Illustration by Caty Bartholomew |
I was driving two brand new aluminum crutches at the time. Mere two-stroke engines. I was humiliated and shocked.
An hour later, after a cup of coffee, I was allowed to take the test again, this time not with the beautiful crutches but with a walking aid of the Zimmer variety.
By slowing down to a crawl and keeping close to my own side of the corridor, dammit if I did not scrape a pass and my young and lovely testers then agreed to permit my discharge from theGalway Regional Hospital. The Dutch Nation collected myself and the Zimmer and I was gone like a shot.
Four days earlier, you see, I crashed down from the ladder leading to the attic in Maisie’s Cottage. I landed on my feet, like a cat, but the left foot came smashing down on the edge of the bloody ladder and I actually heard it snapping and grinding. It was not a pleasant sound, but at least it was not my neck.
The bilingual stream of curses I produced represented the best stream of language of my life. Even the cats ran out of the cottage in terror.
Anika the retriever, always a friend, licked the left side of my face in sympathy and even smelled her diagnosis of the rapidly swelling ankle. It frightened her too and she quickly departed as well.
The Dutch Nation was at work. I was left alone with my mortality for the next hour. Thank
God, says I, for nicotine!
Anyway, that was the sequence of events which led to my failed driving test on crutches four days later, and bizarre as it may seem, to one of the most interesting weeks of my recent life.
New experiences are always fascinating. Had it not been for the busted ankle, for example, I would now have no knowledge at all, as a man, of what an epidural injection which expectant mothers routinely experience, is like.
I had one of those while the splendid UCHG surgeons were putting the ankle together again with plates and screws. I was totally conscious the whole time, no pain at all, floating in a pleasant utopia.
Afterwards I asked if I had delivered a boy or a girl into the world, and I think some of them laughed out loud.
The doom and gloom thing afflicting this nation nowadays is often too deep and dark. There is widespread criticism of our national health service's enforced cutbacks and service limitations.
Never having been in hospital before except as a visitor (and not even having a general practitioner), I have to report being overwhelmed and touched by the highly professional care, courtesy, service and compassion I encountered at every level at what I will always call the Regional Hospital in Galway. It could not be bettered.
It is also the case that nobody who treated me knew I had any media connections. They did not know me from Adam. As far as they were concerned I was just another ould lad who had "done" his ankle by falling off a ladder.
And do you know what else there was in the system? There was that element of craic which is so important for a peasant race like us. Crucial.
The days I spent in a unit full of ankles like mine were leavened by humor from both staff and patients.
Incredibly, despite the fact I was divorced from my beloved cigarettes, I actually enjoyed myself.

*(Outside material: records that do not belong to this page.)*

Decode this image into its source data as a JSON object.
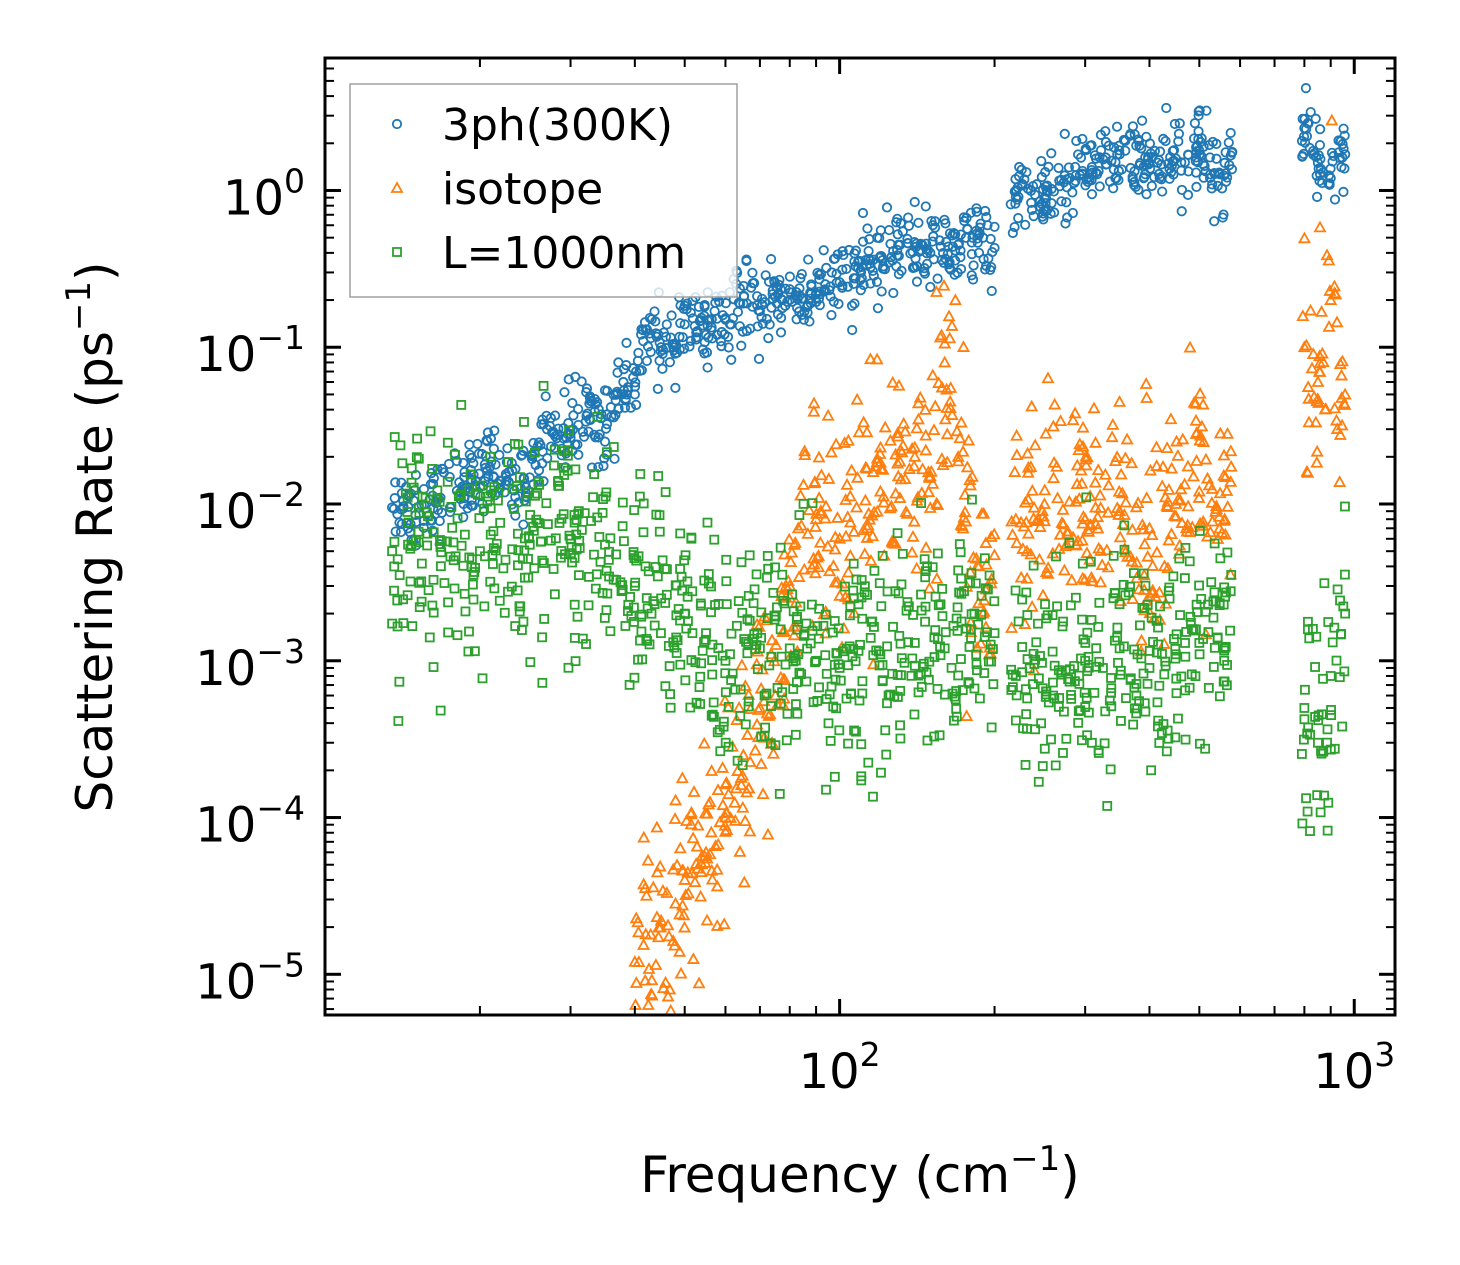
{
  "chart_data": {
    "type": "scatter",
    "title": "",
    "xlabel": "Frequency (cm",
    "xlabel_sup": "−1",
    "xlabel_end": ")",
    "ylabel": "Scattering Rate (ps",
    "ylabel_sup": "−1",
    "ylabel_end": ")",
    "xscale": "log",
    "yscale": "log",
    "xlim": [
      10,
      1200
    ],
    "ylim": [
      5.5e-06,
      7
    ],
    "x_ticks": [
      {
        "value": 100,
        "base": "10",
        "exp": "2"
      },
      {
        "value": 1000,
        "base": "10",
        "exp": "3"
      }
    ],
    "y_ticks": [
      {
        "value": 1e-05,
        "base": "10",
        "exp": "−5"
      },
      {
        "value": 0.0001,
        "base": "10",
        "exp": "−4"
      },
      {
        "value": 0.001,
        "base": "10",
        "exp": "−3"
      },
      {
        "value": 0.01,
        "base": "10",
        "exp": "−2"
      },
      {
        "value": 0.1,
        "base": "10",
        "exp": "−1"
      },
      {
        "value": 1,
        "base": "10",
        "exp": "0"
      }
    ],
    "legend_position": "top-left",
    "series": [
      {
        "name": "3ph(300K)",
        "marker": "circle",
        "color": "#1f77b4",
        "approx_points": [
          [
            13.5,
            0.0095
          ],
          [
            14.2,
            0.0105
          ],
          [
            15.0,
            0.0085
          ],
          [
            20.5,
            0.017
          ],
          [
            22.5,
            0.015
          ],
          [
            24.5,
            0.0135
          ],
          [
            27,
            0.03
          ],
          [
            30,
            0.028
          ],
          [
            33,
            0.045
          ],
          [
            35,
            0.025
          ],
          [
            38,
            0.06
          ],
          [
            40,
            0.05
          ],
          [
            42,
            0.13
          ],
          [
            45,
            0.1
          ],
          [
            50,
            0.14
          ],
          [
            55,
            0.12
          ],
          [
            60,
            0.15
          ],
          [
            65,
            0.19
          ],
          [
            70,
            0.17
          ],
          [
            75,
            0.21
          ],
          [
            80,
            0.2
          ],
          [
            90,
            0.22
          ],
          [
            100,
            0.26
          ],
          [
            110,
            0.3
          ],
          [
            120,
            0.38
          ],
          [
            130,
            0.45
          ],
          [
            150,
            0.4
          ],
          [
            170,
            0.45
          ],
          [
            190,
            0.5
          ],
          [
            200,
            0.43
          ],
          [
            220,
            1.0
          ],
          [
            250,
            0.9
          ],
          [
            280,
            1.2
          ],
          [
            310,
            1.3
          ],
          [
            350,
            1.7
          ],
          [
            400,
            1.5
          ],
          [
            450,
            1.6
          ],
          [
            500,
            1.8
          ],
          [
            560,
            1.5
          ],
          [
            800,
            2.5
          ],
          [
            850,
            1.5
          ],
          [
            900,
            1.2
          ],
          [
            960,
            1.7
          ]
        ]
      },
      {
        "name": "isotope",
        "marker": "triangle",
        "color": "#ff7f0e",
        "approx_points": [
          [
            40,
            1.2e-05
          ],
          [
            42,
            1.8e-05
          ],
          [
            45,
            2.2e-05
          ],
          [
            50,
            4e-05
          ],
          [
            55,
            6e-05
          ],
          [
            60,
            0.0001
          ],
          [
            65,
            0.00025
          ],
          [
            70,
            0.0005
          ],
          [
            75,
            0.0006
          ],
          [
            80,
            0.003
          ],
          [
            90,
            0.008
          ],
          [
            100,
            0.006
          ],
          [
            120,
            0.012
          ],
          [
            130,
            0.015
          ],
          [
            140,
            0.02
          ],
          [
            150,
            0.015
          ],
          [
            160,
            0.08
          ],
          [
            170,
            0.02
          ],
          [
            190,
            0.002
          ],
          [
            220,
            0.008
          ],
          [
            250,
            0.01
          ],
          [
            300,
            0.008
          ],
          [
            350,
            0.009
          ],
          [
            400,
            0.007
          ],
          [
            450,
            0.01
          ],
          [
            500,
            0.012
          ],
          [
            560,
            0.008
          ],
          [
            800,
            0.1
          ],
          [
            850,
            0.06
          ],
          [
            900,
            0.2
          ],
          [
            960,
            0.05
          ]
        ]
      },
      {
        "name": "L=1000nm",
        "marker": "square",
        "color": "#2ca02c",
        "approx_points": [
          [
            13.5,
            0.005
          ],
          [
            14.5,
            0.0055
          ],
          [
            15.2,
            0.0057
          ],
          [
            20,
            0.005
          ],
          [
            25,
            0.0055
          ],
          [
            30,
            0.006
          ],
          [
            35,
            0.0055
          ],
          [
            40,
            0.003
          ],
          [
            45,
            0.0025
          ],
          [
            50,
            0.002
          ],
          [
            55,
            0.0015
          ],
          [
            60,
            0.001
          ],
          [
            70,
            0.0012
          ],
          [
            80,
            0.0012
          ],
          [
            90,
            0.001
          ],
          [
            100,
            0.0009
          ],
          [
            120,
            0.0011
          ],
          [
            140,
            0.0013
          ],
          [
            160,
            0.0012
          ],
          [
            180,
            0.0014
          ],
          [
            200,
            0.0015
          ],
          [
            220,
            0.0008
          ],
          [
            260,
            0.0006
          ],
          [
            300,
            0.001
          ],
          [
            350,
            0.0012
          ],
          [
            400,
            0.0009
          ],
          [
            450,
            0.0011
          ],
          [
            500,
            0.0013
          ],
          [
            560,
            0.0012
          ],
          [
            800,
            0.0005
          ],
          [
            850,
            0.0003
          ],
          [
            900,
            0.0008
          ],
          [
            960,
            0.002
          ]
        ]
      }
    ]
  }
}
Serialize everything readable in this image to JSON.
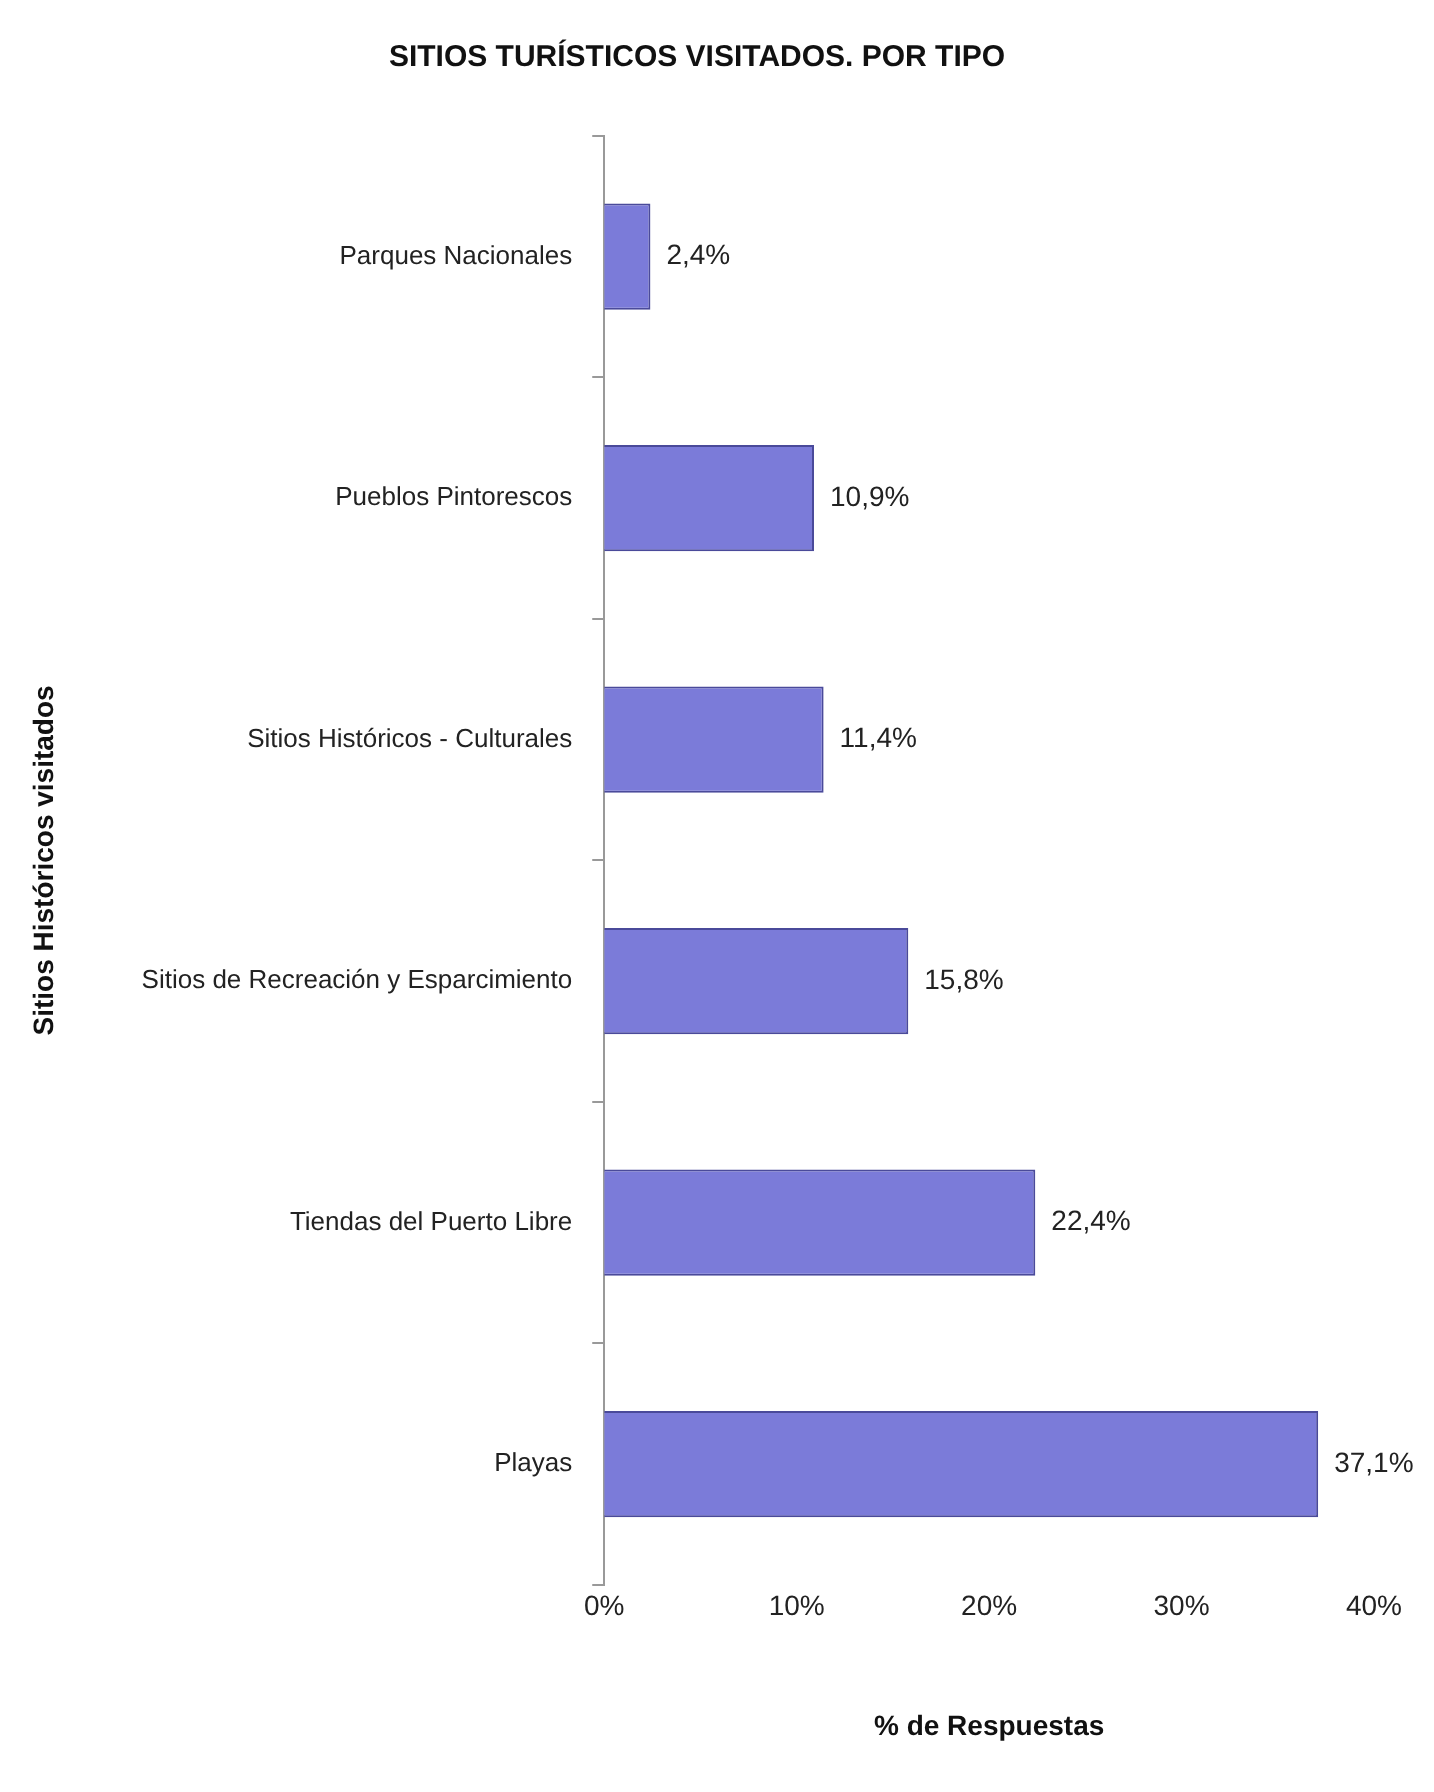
{
  "chart_data": {
    "type": "bar",
    "orientation": "horizontal",
    "title": "SITIOS TURÍSTICOS VISITADOS. POR TIPO",
    "xlabel": "% de Respuestas",
    "ylabel": "Sitios Históricos visitados",
    "categories": [
      "Parques Nacionales",
      "Pueblos Pintorescos",
      "Sitios Históricos - Culturales",
      "Sitios de Recreación y Esparcimiento",
      "Tiendas del Puerto Libre",
      "Playas"
    ],
    "values": [
      2.4,
      10.9,
      11.4,
      15.8,
      22.4,
      37.1
    ],
    "value_labels": [
      "2,4%",
      "10,9%",
      "11,4%",
      "15,8%",
      "22,4%",
      "37,1%"
    ],
    "color": "#7b7bd9",
    "xlim": [
      0,
      40
    ],
    "xticks": [
      {
        "value": 0,
        "label": "0%"
      },
      {
        "value": 10,
        "label": "10%"
      },
      {
        "value": 20,
        "label": "20%"
      },
      {
        "value": 30,
        "label": "30%"
      },
      {
        "value": 40,
        "label": "40%"
      }
    ],
    "grid": false,
    "legend": false
  }
}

The pain control was total, the food was excellent, the company likewise. The slagging I received when I failed my first driving test was absolutely classic.
The only slight problem I had with the medical teams was that they wanted to give me a full medical checkout as well as repair my offended ankle. They said, for example, they wished to send down some kind of mini-camera into my belly at the same time as the ankle was being repaired. The camera would inspect all my inner orifices without any pain at all.
I successfully resisted this full checkout by saying I saw myself as akin to an old car landing on a garage forecourt with a punctured wheel. “Fix the puncture, lads,” I said, “but don't lift the bonnet.”
After all these years on the road there are bound to be many evidences of wear and tear down there, but I don't want to know about them at this stage at all. Fix the puncture and let me back on the road again.
In the end they agreed, and I guess at least one of the doctors probably even agreed with me.
Anyway, I'm back home with my walking aid and a huge plaster on the left leg, happily threshing away. The surgeon told me they did a mighty job on the ankle, a little bit of physiotherapy over the next six weeks and I'll probably escape without even a limp.
The Dutch Nation is spoiling me rotten, the cats have returned to my lap, and I have plenty of cigarettes and even more appreciation of our national health service.
A final word of warning to aging men like myself. When we were boys ladders only attacked our womenfolk's nylon stockings. Nowadays the ladders are attacking us with great success.
It was always said in Ireland that it is unlucky to walk under a ladder. I now believe it is even unluckier for those of us of a certain age to walk up one of them.
P.S.: Brother Mickie phoned five minutes ago to inform me he has been invited out to the West Bank of Palestine in the autumn to perform his classic song "Only Our Rivers Run Free." He has invited me to come along with him Zimmer frame and all if necessary. I think I'll go too.